In the second weekend of the ongoing Disney–YouTube TV carriage dispute, ABC still had the most-watched college football game of the Week 11 action, as 7.54 million viewers tuned in to Alabama’s 20–9 victory over LSU on Saturday night.
But Fox and CBS had noticeably strong performances, with ABC and ESPN networks unavailable for the No. 4 U.S. pay-TV provider’s 10 million subscribers.
Here were the five most-watched games of the weekend:
- LSU-Alabama: 7.54 million (ABC)
- Indiana–Penn State: 6.02 million (Fox)
- Oregon-Iowa: 5.37 million (CBS)
- Texas A&M–Missouri: 4.87 million (ABC)
- BYU–Texas Tech: 3.98 million (ABC)
Oregon’s 18–16 win over Iowa is the second-largest college football audience for CBS this season, and it helped the network beat ABC in the Saturday 3:30 p.m.
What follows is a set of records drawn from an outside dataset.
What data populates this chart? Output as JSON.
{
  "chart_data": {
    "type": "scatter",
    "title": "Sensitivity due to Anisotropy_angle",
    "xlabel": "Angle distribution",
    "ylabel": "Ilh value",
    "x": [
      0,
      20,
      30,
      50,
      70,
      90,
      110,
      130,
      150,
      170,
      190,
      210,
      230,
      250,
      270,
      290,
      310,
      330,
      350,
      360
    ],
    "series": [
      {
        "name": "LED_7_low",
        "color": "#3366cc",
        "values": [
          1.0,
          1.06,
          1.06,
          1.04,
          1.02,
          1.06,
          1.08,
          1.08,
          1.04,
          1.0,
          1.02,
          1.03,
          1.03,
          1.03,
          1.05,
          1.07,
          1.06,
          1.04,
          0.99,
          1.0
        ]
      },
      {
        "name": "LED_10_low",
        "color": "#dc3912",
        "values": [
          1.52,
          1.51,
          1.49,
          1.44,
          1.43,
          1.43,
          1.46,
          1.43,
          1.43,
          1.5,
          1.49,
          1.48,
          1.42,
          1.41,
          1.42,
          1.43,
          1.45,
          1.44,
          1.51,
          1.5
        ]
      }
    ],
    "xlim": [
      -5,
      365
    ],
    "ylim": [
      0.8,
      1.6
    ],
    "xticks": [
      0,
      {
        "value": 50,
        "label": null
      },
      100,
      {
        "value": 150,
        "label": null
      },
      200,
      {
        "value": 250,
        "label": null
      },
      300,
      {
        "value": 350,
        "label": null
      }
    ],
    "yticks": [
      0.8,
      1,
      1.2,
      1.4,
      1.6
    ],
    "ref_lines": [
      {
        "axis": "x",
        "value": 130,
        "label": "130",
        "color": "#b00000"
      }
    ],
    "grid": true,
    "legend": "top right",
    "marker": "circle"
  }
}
ET window for the first time this season, edging out the audience for Texas A&M’s 38–17 victory over Missouri.
The audience for Indiana’s thrilling 27–24 comeback win over Penn State was up 6% from Fox’s noon window viewership average in 2024. The network also drew 2.32 million viewers for Iowa State–TCU, which ranked No. 7 on the weekend, just behind NBC’s 3.2 million viewers for Navy–Notre Dame.
On Saturday night, Fox drew 1.67 million viewers for an Arkansas–Michigan State men’s basketball game and 2.22 million for the Nebraska-UCLA football game.
Inside the Numbers
ABC’s Saturday tripleheader averaged 5.46 million viewers, which is down 12% from 6.22 million for the network’s all-SEC tripleheader of Alabama-LSU, Georgia–Ole Miss, and Florida-Texas in Week 11 in 2024.
ESPN’s trio of games Saturday averaged 1.41 million viewers:
- Georgia–Mississippi State: 2.3 million
- Syracuse-Miami: 1.2 million
- Wake Forest–Virginia: 734,000
That average is down nearly 35% from the 2.16 million viewers ESPN averaged for its three games in the same time slots last season in Week 11 (Miami–Georgia Tech, Clemson–Virginia Tech, and Mississippi State–Tennessee).
Both ABC and ESPN comparisons are using Nielsen’s Big Data + Panel figures for this season’s games, and Nielsen’s panel-only figures for the 2024 games (which were the standard reporting method last year).